Most articles that discuss the speeds at which the earth and sun move through the universe talk about how you have to calculate the speed relative to something else. What we want to use is the position of the earth sometime in the past. This seems a singular request, so I have looked for something more neutral. The best answer seems to be to measure the earth's redshift against the cosmic background radiation, which is the most distant and stable source we can look at. The net result is that the earth is moving at 600 kilometres per second in the direction of the constellations Leo and Virgo. Moving back in time, the earth would recede in the opposite direction.

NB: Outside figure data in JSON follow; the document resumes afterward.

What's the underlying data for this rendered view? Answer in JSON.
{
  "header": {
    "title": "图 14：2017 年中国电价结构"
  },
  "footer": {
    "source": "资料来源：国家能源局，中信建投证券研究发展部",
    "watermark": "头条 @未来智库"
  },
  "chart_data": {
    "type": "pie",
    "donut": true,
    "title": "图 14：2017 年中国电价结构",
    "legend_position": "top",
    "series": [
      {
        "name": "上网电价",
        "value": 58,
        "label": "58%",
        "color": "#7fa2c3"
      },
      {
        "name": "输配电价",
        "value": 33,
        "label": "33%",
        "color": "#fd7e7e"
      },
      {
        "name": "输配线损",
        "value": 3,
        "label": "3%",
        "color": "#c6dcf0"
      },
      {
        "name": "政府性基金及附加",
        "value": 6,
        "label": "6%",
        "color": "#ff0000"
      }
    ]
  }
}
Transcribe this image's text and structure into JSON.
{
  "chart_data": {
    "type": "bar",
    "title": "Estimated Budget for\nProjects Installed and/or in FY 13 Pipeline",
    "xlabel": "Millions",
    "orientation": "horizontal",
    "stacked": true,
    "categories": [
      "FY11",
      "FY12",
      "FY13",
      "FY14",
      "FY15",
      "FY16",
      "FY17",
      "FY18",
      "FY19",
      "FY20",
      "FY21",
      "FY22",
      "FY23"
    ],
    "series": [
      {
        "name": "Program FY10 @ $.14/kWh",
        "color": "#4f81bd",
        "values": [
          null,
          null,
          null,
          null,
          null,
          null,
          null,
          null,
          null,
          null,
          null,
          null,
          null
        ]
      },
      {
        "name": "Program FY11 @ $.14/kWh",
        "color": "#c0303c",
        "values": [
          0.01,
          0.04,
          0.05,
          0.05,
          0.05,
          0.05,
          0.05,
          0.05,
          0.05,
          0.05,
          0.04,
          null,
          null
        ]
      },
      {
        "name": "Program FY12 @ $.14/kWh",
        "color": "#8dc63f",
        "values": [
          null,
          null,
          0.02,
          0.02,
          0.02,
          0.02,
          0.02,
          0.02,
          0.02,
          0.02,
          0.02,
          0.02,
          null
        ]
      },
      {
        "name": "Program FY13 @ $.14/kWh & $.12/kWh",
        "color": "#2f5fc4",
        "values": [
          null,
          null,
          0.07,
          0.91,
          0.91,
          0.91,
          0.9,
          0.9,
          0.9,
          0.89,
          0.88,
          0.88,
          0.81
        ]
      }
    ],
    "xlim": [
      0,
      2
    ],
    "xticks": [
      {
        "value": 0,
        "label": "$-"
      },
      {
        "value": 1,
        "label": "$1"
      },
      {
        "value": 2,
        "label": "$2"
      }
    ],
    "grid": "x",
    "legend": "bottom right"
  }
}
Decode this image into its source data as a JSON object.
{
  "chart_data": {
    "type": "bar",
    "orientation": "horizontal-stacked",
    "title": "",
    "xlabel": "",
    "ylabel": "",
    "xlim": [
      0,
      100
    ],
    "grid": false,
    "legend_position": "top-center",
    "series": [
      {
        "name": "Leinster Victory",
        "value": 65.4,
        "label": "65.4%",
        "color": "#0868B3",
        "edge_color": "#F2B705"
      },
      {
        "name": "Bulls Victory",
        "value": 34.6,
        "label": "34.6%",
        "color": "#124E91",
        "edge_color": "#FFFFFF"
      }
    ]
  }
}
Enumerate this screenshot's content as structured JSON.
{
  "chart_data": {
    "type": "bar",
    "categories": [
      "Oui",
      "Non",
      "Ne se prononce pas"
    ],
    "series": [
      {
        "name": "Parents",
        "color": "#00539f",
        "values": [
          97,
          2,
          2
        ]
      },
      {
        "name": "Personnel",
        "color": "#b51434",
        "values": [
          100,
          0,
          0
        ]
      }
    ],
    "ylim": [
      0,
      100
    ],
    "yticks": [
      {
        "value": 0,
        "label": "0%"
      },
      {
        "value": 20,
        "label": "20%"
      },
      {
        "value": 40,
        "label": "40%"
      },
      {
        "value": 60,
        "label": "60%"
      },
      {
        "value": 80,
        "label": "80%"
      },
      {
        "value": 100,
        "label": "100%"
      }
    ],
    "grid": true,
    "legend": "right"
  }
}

This means that a way to launch a spaceship out of the earth's gravity well, if time travel were possible, would be to wait until Leo and Virgo were overhead and then move a fraction of a second into the past. It would also mean that time travel could provide a way to cover interstellar distances provided we weren't picky about direction. Perhaps it could get us close to the star Virgilis 61, which has a Super Earth planet around it.

But 600 kilometres per second is awfully fast if we wanted to stick with the earth. It is over 2 million kilometres an hour, or 0.2% of the speed of light. The fastest spacecraft we have ever created, the twin Helios probes, reached only about a 10th this speed. The situation becomes even worse if you don't want to spend as many years in space travelling as your time jump. If you wanted to travel back just 5 years, the earth would be 95,000,000,000 kilometres away. Travelling at 600 kilometres a second would take you the same amount of time, 5 years, to reach it. Speed up to 150,000 kilometres a second, half the speed of light, you would still take more than a week to reach earth although time dilation would make it seem about a day shorter.

So perhaps some sort of warp drive would still be required for a functioning time machine, if only to keep it in the same general vicinity as earth. Changes in momentum with the earth and sun could all be dealt with during decelerating from half the speed of light.